Given that the operas revolve around jealousy and revenge, Michieletto’s fluid handling of his imposed links had just enough substance to suggest a bigger picture. His designer Paolo Fantin’s set was a village in 1980s’ southern Italy at its most repressive and flyblown – the over-used revolve presenting the interior and exterior of the local bakery in ‘Cav’ and in ‘Pag’ the village-hall theatre and its basic backstage. The famous ‘Easter Hymn’ of ‘Cav’ boasted a statue of the Virgin Mary that in Santuzza’s overwrought state came to life and pointed an excommunicating finger at the pregnant sinner, a lurid detail that neatly summed up the claustrophobia of village life and its potential for Mafia-style retribution.
The singing had an almost cinematic breadth and character. Aleksandrs Antonenko has an unruly top register, but there was no lack of vigour in Turiddu’s obliterating animal passion, and, while he overplayed raw savagery, he precisely caught the spirit of Canio’s ‘Vesti la giubba’ (On with the motley) and was electrifying as he goes out of control in the play. Eva-Maria Westbroek’s Santuzza didn’t spare us in her misery pile-up, but the generosity of her performance tipped into some intonation problems. In terms of vocal power, she and Antonenko were well matched in Santuzza and Turiddu’s recrimination duet.
As the agent of death in both operas, Dimitri Platanias isn’t the most subtle of actors, but his spivvy salesman Alfio and twisted Tonio seethed with fury and loathing, both vividly and blackly-sung roles and blood-brothers to Iago and Rigoletto.
Among the main roles, the most refined portrayal came from Carmen Gianattasio as Nedda, sweet, compliant and silent in ‘Cav’, compromised, threatened and intensely sung in ‘Pag’. Martina Belli was superbly slinky as no-good Lola in ‘Cav’, Benjamin Hulett’s lyrical Beppe was a great pleasure and the aptly named Dionysios Sourbis and his attractive baritone was an irresistible package for poor Nedda.
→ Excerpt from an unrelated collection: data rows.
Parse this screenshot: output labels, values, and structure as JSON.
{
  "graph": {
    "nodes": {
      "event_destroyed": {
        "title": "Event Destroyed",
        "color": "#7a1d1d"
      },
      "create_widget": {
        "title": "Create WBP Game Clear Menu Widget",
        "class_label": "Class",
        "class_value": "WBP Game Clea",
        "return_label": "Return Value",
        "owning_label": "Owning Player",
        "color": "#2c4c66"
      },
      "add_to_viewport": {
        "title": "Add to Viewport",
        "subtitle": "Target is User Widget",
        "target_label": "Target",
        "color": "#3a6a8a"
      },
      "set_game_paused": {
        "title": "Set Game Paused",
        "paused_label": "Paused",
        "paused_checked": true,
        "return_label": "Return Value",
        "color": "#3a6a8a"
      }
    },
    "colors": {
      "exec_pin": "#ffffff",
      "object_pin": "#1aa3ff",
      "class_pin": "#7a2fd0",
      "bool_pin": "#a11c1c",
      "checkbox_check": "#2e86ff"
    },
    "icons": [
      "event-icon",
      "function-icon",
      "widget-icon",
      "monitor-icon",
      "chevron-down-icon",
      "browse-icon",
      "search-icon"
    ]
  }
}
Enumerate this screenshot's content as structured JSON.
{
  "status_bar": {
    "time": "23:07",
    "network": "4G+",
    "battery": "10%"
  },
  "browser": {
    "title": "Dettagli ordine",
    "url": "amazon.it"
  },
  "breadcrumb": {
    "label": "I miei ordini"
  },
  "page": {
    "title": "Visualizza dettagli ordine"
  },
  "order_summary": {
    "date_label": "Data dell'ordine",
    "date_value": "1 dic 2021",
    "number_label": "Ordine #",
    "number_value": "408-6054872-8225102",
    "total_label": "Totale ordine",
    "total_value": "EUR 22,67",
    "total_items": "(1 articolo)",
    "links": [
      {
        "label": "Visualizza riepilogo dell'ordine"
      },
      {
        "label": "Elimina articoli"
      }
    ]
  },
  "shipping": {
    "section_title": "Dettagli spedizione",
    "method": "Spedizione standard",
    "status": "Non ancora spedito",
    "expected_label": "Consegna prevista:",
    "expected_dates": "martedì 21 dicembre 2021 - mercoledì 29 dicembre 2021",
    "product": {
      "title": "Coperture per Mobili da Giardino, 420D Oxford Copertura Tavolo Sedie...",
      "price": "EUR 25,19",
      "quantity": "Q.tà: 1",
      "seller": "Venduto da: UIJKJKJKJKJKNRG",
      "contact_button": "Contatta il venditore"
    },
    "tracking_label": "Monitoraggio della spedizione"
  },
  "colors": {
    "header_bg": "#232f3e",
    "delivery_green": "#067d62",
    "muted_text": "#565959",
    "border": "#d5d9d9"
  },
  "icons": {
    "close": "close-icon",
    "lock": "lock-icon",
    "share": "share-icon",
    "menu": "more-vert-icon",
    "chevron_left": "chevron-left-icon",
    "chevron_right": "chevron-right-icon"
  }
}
Elena Zilio drew the greatest applause for her eloquent, entirely sympathetic Mamma Lucia. Apart from being required to do some over-extravagant grieving, she portrayed the tension between her love for her feckless son and her duty towards Santuzza with natural authority.
Antonio Pappano and the Royal Opera Orchestra sounded in their element in Mascagni’s sweeping energy and Leoncavallo’s more schooled and arty style, and the Chorus was magnificent, and magnificently directed, as panic takes over in the closing scene of ‘Pag’.
There’s a live cinema screening on December 10, and BBC Radio 3 is broadcasting it on 6 February.